By Kylie Layton: Clinical Psychologist
Buying your first home, or renovating and creating your dream home, is one of those things most people have on their bucket list. It’s a special moment to step inside a place that you have imagined owning and is now it’s all yours (well yours and the bank’s!). With the arrival of such an event we expect to experience excitement and a sense of satisfaction but other emotions can creep in there as well.
Relationship troubles can often coincide with what should be an exciting and happy time in our lives and although this is perplexing, it is all too common to be a coincidence. It can make us stop and wonder what this means about the relationship and its chance of success.
Often the first step is, to have a closer look at the process of buying a house to find out what went wrong. First there are a whole bunch of decisions to make: Where should we buy? How much should we spend? Is this a ‘forever house’? How many rooms should it have? These are just a few of the questions that should be answered before embarking on the hunt. Next there was the house hunting and dealing with real estate agents and then the packing and cleaning. And then, of course, the lawyers, building inspectors, local council and negotiations with the bank. It’s a complex process and one that, while exciting, can be inherently stressful. In fact, a recent survey, commissioned by Estates Direct in the UK reported buying or selling a house to be one of ‘the most stressful and unpleasant experiences of modern life’.
So yes it’s exciting and momentous, but it is also a stressful process and one that can put a strain you as an individual as well as on your relationship as you struggle to communicate, compromise, make decisions, and work together through the lengthy process of finding and purchasing a house.
So how can couples navigate this journey and emerge with their relationship relatively unscathed? Here are a few steps to consider throughout the process:
- Take the time to share and discuss what it is that you are both looking for before you before you begin the search. We all have non negotiables; a double garage, air-con, or built-in-robes and we need to share these with our partner from the outset. We also need to talk about the role this house will fill; is it for entertaining, for raising a family or as an entry into the market? And then you need to decide what suburbs you looking in and why; near schools, close to transport, or to allow an easy commute to work?

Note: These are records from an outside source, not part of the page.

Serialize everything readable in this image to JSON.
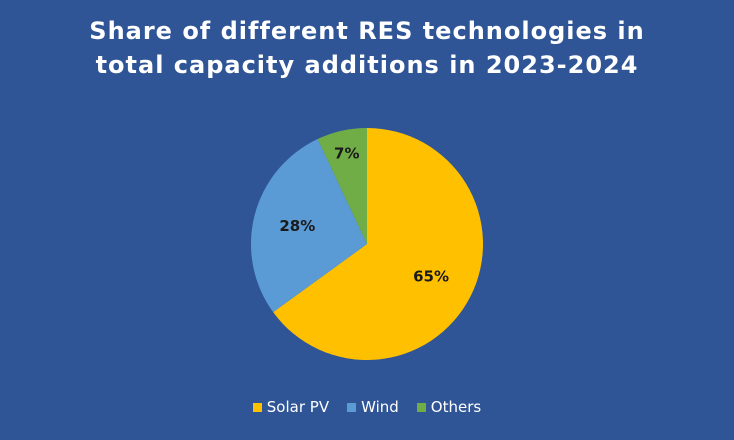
{
  "chart_data": {
    "type": "pie",
    "title_lines": [
      "Share of different RES technologies in",
      "total capacity additions in 2023-2024"
    ],
    "slices": [
      {
        "name": "Solar PV",
        "value": 65,
        "label": "65%",
        "color": "#ffc000"
      },
      {
        "name": "Wind",
        "value": 28,
        "label": "28%",
        "color": "#5b9bd5"
      },
      {
        "name": "Others",
        "value": 7,
        "label": "7%",
        "color": "#70ad47"
      }
    ],
    "legend_position": "bottom"
  }
}
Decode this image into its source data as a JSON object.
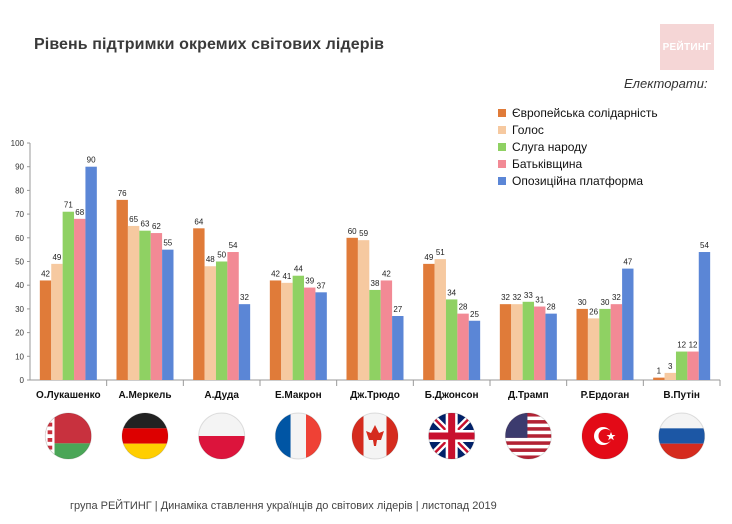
{
  "page": {
    "title": "Рівень підтримки окремих світових лідерів",
    "logo_text": "РЕЙТИНГ",
    "footer": "група РЕЙТИНГ | Динаміка ставлення українців до світових лідерів  | листопад 2019"
  },
  "legend": {
    "title": "Електорати:",
    "position": "top-right"
  },
  "chart_data": {
    "type": "bar",
    "categories": [
      "О.Лукашенко",
      "А.Меркель",
      "А.Дуда",
      "Е.Макрон",
      "Дж.Трюдо",
      "Б.Джонсон",
      "Д.Трамп",
      "Р.Ердоган",
      "В.Путін"
    ],
    "series": [
      {
        "name": "Європейська солідарність",
        "color": "#e07b39",
        "values": [
          42,
          76,
          64,
          42,
          60,
          49,
          32,
          30,
          1
        ]
      },
      {
        "name": "Голос",
        "color": "#f6c9a0",
        "values": [
          49,
          65,
          48,
          41,
          59,
          51,
          32,
          26,
          3
        ]
      },
      {
        "name": "Слуга народу",
        "color": "#8fd163",
        "values": [
          71,
          63,
          50,
          44,
          38,
          34,
          33,
          30,
          12
        ]
      },
      {
        "name": "Батьківщина",
        "color": "#f28a95",
        "values": [
          68,
          62,
          54,
          39,
          42,
          28,
          31,
          32,
          12
        ]
      },
      {
        "name": "Опозиційна платформа",
        "color": "#5b86d6",
        "values": [
          90,
          55,
          32,
          37,
          27,
          25,
          28,
          47,
          54
        ]
      }
    ],
    "ylim": [
      0,
      100
    ],
    "yticks": [
      0,
      10,
      20,
      30,
      40,
      50,
      60,
      70,
      80,
      90,
      100
    ],
    "grid": false,
    "flags": [
      "belarus",
      "germany",
      "poland",
      "france",
      "canada",
      "uk",
      "usa",
      "turkey",
      "russia"
    ]
  }
}
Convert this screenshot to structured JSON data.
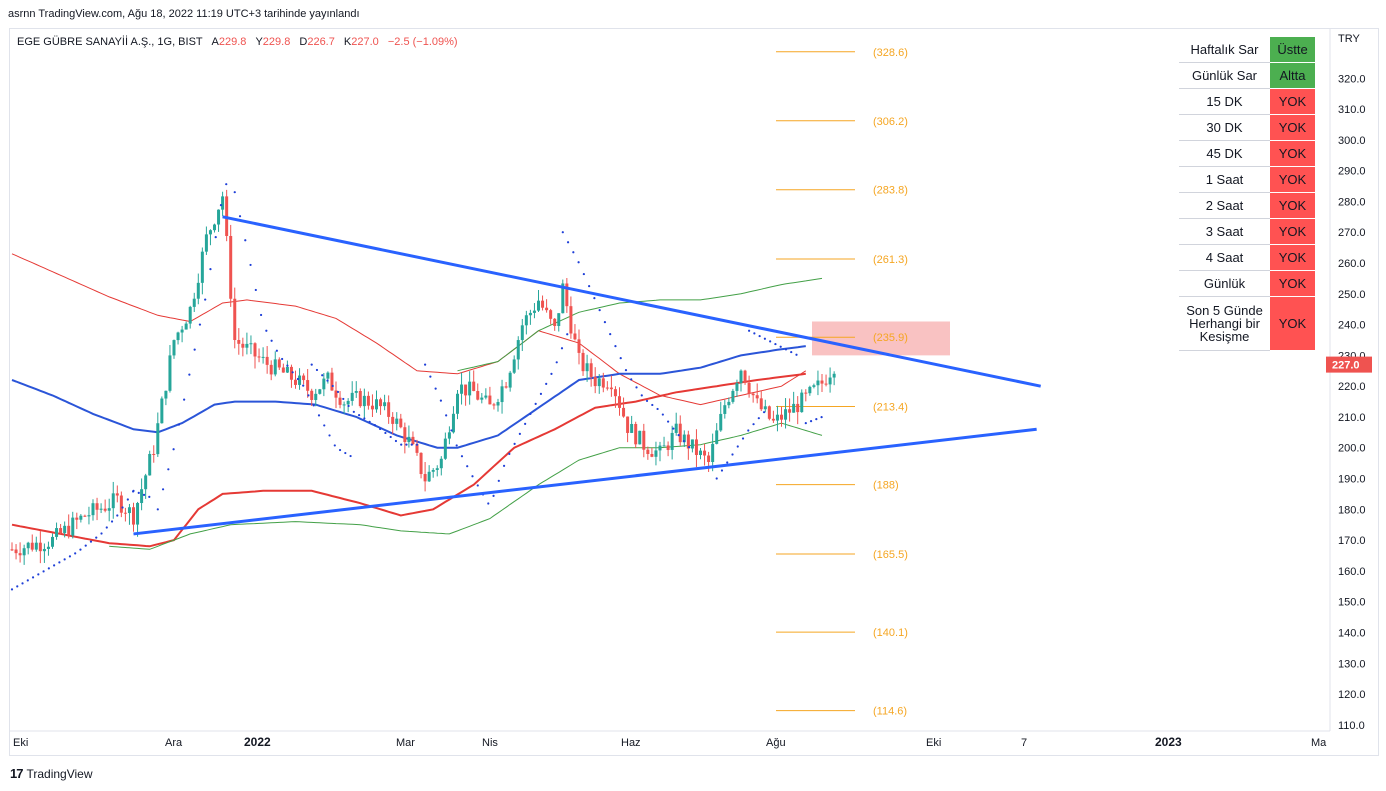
{
  "header": {
    "caption": "asrnn TradingView.com, Ağu 18, 2022 11:19 UTC+3 tarihinde yayınlandı"
  },
  "legend": {
    "symbol": "EGE GÜBRE SANAYİİ A.Ş., 1G, BIST",
    "open_label": "A",
    "open": "229.8",
    "high_label": "Y",
    "high": "229.8",
    "low_label": "D",
    "low": "226.7",
    "close_label": "K",
    "close": "227.0",
    "change": "−2.5 (−1.09%)"
  },
  "currency": "TRY",
  "last_price_badge": "227.0",
  "signal_table": [
    {
      "label": "Haftalık Sar",
      "status": "Üstte",
      "color": "#4caf50"
    },
    {
      "label": "Günlük Sar",
      "status": "Altta",
      "color": "#4caf50"
    },
    {
      "label": "15 DK",
      "status": "YOK",
      "color": "#ff5252"
    },
    {
      "label": "30 DK",
      "status": "YOK",
      "color": "#ff5252"
    },
    {
      "label": "45 DK",
      "status": "YOK",
      "color": "#ff5252"
    },
    {
      "label": "1 Saat",
      "status": "YOK",
      "color": "#ff5252"
    },
    {
      "label": "2 Saat",
      "status": "YOK",
      "color": "#ff5252"
    },
    {
      "label": "3 Saat",
      "status": "YOK",
      "color": "#ff5252"
    },
    {
      "label": "4 Saat",
      "status": "YOK",
      "color": "#ff5252"
    },
    {
      "label": "Günlük",
      "status": "YOK",
      "color": "#ff5252"
    },
    {
      "label": "Son 5 Günde Herhangi bir Kesişme",
      "status": "YOK",
      "color": "#ff5252"
    }
  ],
  "footer": {
    "brand": "TradingView"
  },
  "colors": {
    "up": "#26a69a",
    "down": "#ef5350",
    "trendline": "#2962ff",
    "ma_blue": "#2b55d8",
    "ma_red": "#e53935",
    "band_green": "#43a047",
    "fib": "#f5a623",
    "sar": "#1e3fd8",
    "zone": "#f8bbbb"
  },
  "chart_data": {
    "type": "candlestick",
    "y_axis": {
      "min": 108,
      "max": 336,
      "ticks": [
        110,
        120,
        130,
        140,
        150,
        160,
        170,
        180,
        190,
        200,
        210,
        220,
        230,
        240,
        250,
        260,
        270,
        280,
        290,
        300,
        310,
        320,
        330
      ],
      "tick_format": "0.0"
    },
    "x_axis_labels": [
      "Eki",
      "Ara",
      "2022",
      "Mar",
      "Nis",
      "Haz",
      "Ağu",
      "Eki",
      "7",
      "2023",
      "Ma"
    ],
    "x_axis_bold": [
      "2022",
      "2023"
    ],
    "fib_levels": [
      328.6,
      306.2,
      283.8,
      261.3,
      235.9,
      213.4,
      188,
      165.5,
      140.1,
      114.6
    ],
    "fib_labels": [
      "(328.6)",
      "(306.2)",
      "(283.8)",
      "(261.3)",
      "(235.9)",
      "(213.4)",
      "(188)",
      "(165.5)",
      "(140.1)",
      "(114.6)"
    ],
    "resistance_zone": {
      "top": 241,
      "bottom": 230
    },
    "trendlines": [
      {
        "name": "upper",
        "from": {
          "bar": 52,
          "price": 275
        },
        "to": {
          "bar": 254,
          "price": 220
        }
      },
      {
        "name": "lower",
        "from": {
          "bar": 30,
          "price": 172
        },
        "to": {
          "bar": 253,
          "price": 206
        }
      }
    ],
    "close_path": [
      [
        0,
        167
      ],
      [
        10,
        170
      ],
      [
        18,
        178
      ],
      [
        26,
        183
      ],
      [
        30,
        178
      ],
      [
        35,
        200
      ],
      [
        40,
        235
      ],
      [
        44,
        245
      ],
      [
        48,
        268
      ],
      [
        52,
        282
      ],
      [
        55,
        235
      ],
      [
        58,
        232
      ],
      [
        62,
        228
      ],
      [
        66,
        225
      ],
      [
        70,
        222
      ],
      [
        74,
        218
      ],
      [
        78,
        222
      ],
      [
        82,
        215
      ],
      [
        86,
        216
      ],
      [
        90,
        214
      ],
      [
        94,
        210
      ],
      [
        98,
        202
      ],
      [
        102,
        190
      ],
      [
        106,
        196
      ],
      [
        110,
        220
      ],
      [
        114,
        218
      ],
      [
        118,
        213
      ],
      [
        122,
        222
      ],
      [
        126,
        240
      ],
      [
        130,
        248
      ],
      [
        134,
        238
      ],
      [
        136,
        252
      ],
      [
        140,
        228
      ],
      [
        144,
        222
      ],
      [
        148,
        222
      ],
      [
        152,
        207
      ],
      [
        156,
        201
      ],
      [
        160,
        198
      ],
      [
        164,
        205
      ],
      [
        168,
        200
      ],
      [
        172,
        195
      ],
      [
        176,
        214
      ],
      [
        180,
        226
      ],
      [
        184,
        214
      ],
      [
        188,
        208
      ],
      [
        192,
        212
      ],
      [
        196,
        216
      ],
      [
        200,
        221
      ],
      [
        203,
        227
      ]
    ],
    "ma_blue": [
      [
        0,
        222
      ],
      [
        10,
        217
      ],
      [
        20,
        211
      ],
      [
        30,
        206
      ],
      [
        36,
        205
      ],
      [
        42,
        208
      ],
      [
        50,
        214
      ],
      [
        55,
        215
      ],
      [
        65,
        215
      ],
      [
        75,
        214
      ],
      [
        85,
        210
      ],
      [
        95,
        204
      ],
      [
        105,
        200
      ],
      [
        110,
        200
      ],
      [
        120,
        204
      ],
      [
        130,
        213
      ],
      [
        140,
        222
      ],
      [
        150,
        224
      ],
      [
        160,
        224
      ],
      [
        170,
        226
      ],
      [
        180,
        230
      ],
      [
        190,
        232
      ],
      [
        196,
        233
      ]
    ],
    "ma_red": [
      [
        0,
        263
      ],
      [
        12,
        256
      ],
      [
        24,
        249
      ],
      [
        36,
        243
      ],
      [
        44,
        241
      ],
      [
        52,
        247
      ],
      [
        58,
        248
      ],
      [
        70,
        246
      ],
      [
        80,
        242
      ],
      [
        90,
        234
      ],
      [
        100,
        225
      ],
      [
        110,
        224
      ],
      [
        120,
        228
      ],
      [
        130,
        238
      ],
      [
        140,
        234
      ],
      [
        150,
        224
      ],
      [
        160,
        217
      ],
      [
        170,
        214
      ],
      [
        180,
        217
      ],
      [
        190,
        220
      ],
      [
        196,
        225
      ]
    ],
    "ma_red_lower": [
      [
        0,
        175
      ],
      [
        12,
        172
      ],
      [
        24,
        169
      ],
      [
        34,
        168
      ],
      [
        40,
        170
      ],
      [
        46,
        180
      ],
      [
        52,
        185
      ],
      [
        62,
        186
      ],
      [
        74,
        186
      ],
      [
        86,
        182
      ],
      [
        96,
        178
      ],
      [
        104,
        180
      ],
      [
        114,
        188
      ],
      [
        124,
        200
      ],
      [
        134,
        206
      ],
      [
        144,
        213
      ],
      [
        154,
        215
      ],
      [
        164,
        218
      ],
      [
        174,
        220
      ],
      [
        184,
        222
      ],
      [
        196,
        224
      ]
    ],
    "band_green": [
      [
        24,
        168
      ],
      [
        34,
        167
      ],
      [
        44,
        172
      ],
      [
        54,
        175
      ],
      [
        70,
        176
      ],
      [
        86,
        175
      ],
      [
        96,
        173
      ],
      [
        108,
        172
      ],
      [
        118,
        177
      ],
      [
        130,
        188
      ],
      [
        140,
        196
      ],
      [
        150,
        200
      ],
      [
        160,
        200
      ],
      [
        170,
        201
      ],
      [
        180,
        204
      ],
      [
        190,
        208
      ],
      [
        200,
        204
      ]
    ],
    "band_green_upper": [
      [
        110,
        225
      ],
      [
        120,
        228
      ],
      [
        130,
        238
      ],
      [
        140,
        244
      ],
      [
        150,
        247
      ],
      [
        160,
        248
      ],
      [
        170,
        248
      ],
      [
        180,
        250
      ],
      [
        190,
        253
      ],
      [
        200,
        255
      ]
    ],
    "sar_segments": [
      [
        [
          0,
          154
        ],
        [
          8,
          160
        ],
        [
          16,
          166
        ],
        [
          22,
          172
        ],
        [
          26,
          178
        ],
        [
          30,
          186
        ]
      ],
      [
        [
          30,
          186
        ],
        [
          34,
          184
        ]
      ],
      [
        [
          36,
          180
        ],
        [
          40,
          200
        ],
        [
          44,
          225
        ],
        [
          48,
          250
        ],
        [
          52,
          282
        ],
        [
          54,
          290
        ]
      ],
      [
        [
          55,
          283
        ],
        [
          58,
          265
        ],
        [
          62,
          240
        ],
        [
          66,
          230
        ],
        [
          72,
          220
        ],
        [
          76,
          210
        ],
        [
          80,
          200
        ],
        [
          84,
          197
        ]
      ],
      [
        [
          74,
          227
        ],
        [
          80,
          219
        ],
        [
          84,
          212
        ],
        [
          90,
          207
        ],
        [
          96,
          201
        ],
        [
          100,
          201
        ]
      ],
      [
        [
          102,
          227
        ],
        [
          106,
          215
        ],
        [
          110,
          200
        ],
        [
          114,
          190
        ],
        [
          118,
          181
        ],
        [
          122,
          196
        ],
        [
          126,
          206
        ],
        [
          130,
          216
        ],
        [
          134,
          226
        ],
        [
          138,
          240
        ]
      ],
      [
        [
          136,
          270
        ],
        [
          140,
          260
        ],
        [
          144,
          248
        ],
        [
          148,
          236
        ],
        [
          152,
          224
        ],
        [
          156,
          216
        ],
        [
          160,
          212
        ],
        [
          164,
          205
        ],
        [
          168,
          199
        ]
      ],
      [
        [
          174,
          190
        ],
        [
          178,
          198
        ],
        [
          182,
          206
        ],
        [
          186,
          212
        ]
      ],
      [
        [
          182,
          238
        ],
        [
          188,
          234
        ],
        [
          194,
          230
        ]
      ],
      [
        [
          196,
          208
        ],
        [
          200,
          210
        ]
      ]
    ],
    "trend_bars": 205
  }
}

- Be prepared to compromise. Chances are your vision is a little different to your partner; who loves the rendered look but you’re dreaming of a renovated Queenslander! Go back to your non-negotiables and the purpose of this new home and be prepared to negotiate the less essential details. This is also important once the search begins and you begin the challenge of finding a building that fulfils your criteria.
- Aim to communicate effectively. One of the problems a lot of couple have is an unrealistic expectation that their partner should just understand what they want and need. Unfortunately human beings can’t mind read and we need to clearly articulate what we want, what we need, and how we feel. Using ‘I statements’ (e.g. I feel upset when you don’t say hello when you come home from work) rather than blaming, making requests (it would mean a lot to me if you would…) rather than demands, and remembering to treat each other with love and respect.
- Be prepared to listen. Most of the time in discussions or arguments we listen to respond, as opposed to listening to understand. Listening to understand is the key to allowing our partner to feel heard and understood. Paraphrasing what your partner has said and showing empathy and concern for their feelings and point of view are great ways of showing that you have listened and understood.
- Take time out together to reconnect. In amongst work, family, and social engagements it can feel like all our spare time is needed to be spent in the hunt for the perfect house, but it is important to reconnect away from the stresses of house hunting. Spend some quality time together and do things that are fun or relaxing to make sure your connection doesn’t get lost along the way!
If you feel your relationship does need the help of a professional to set some ground rules for effective communication or to help you regain a sense of satisfaction, consider enlisting a psychologist as a positive step forward for your relationship.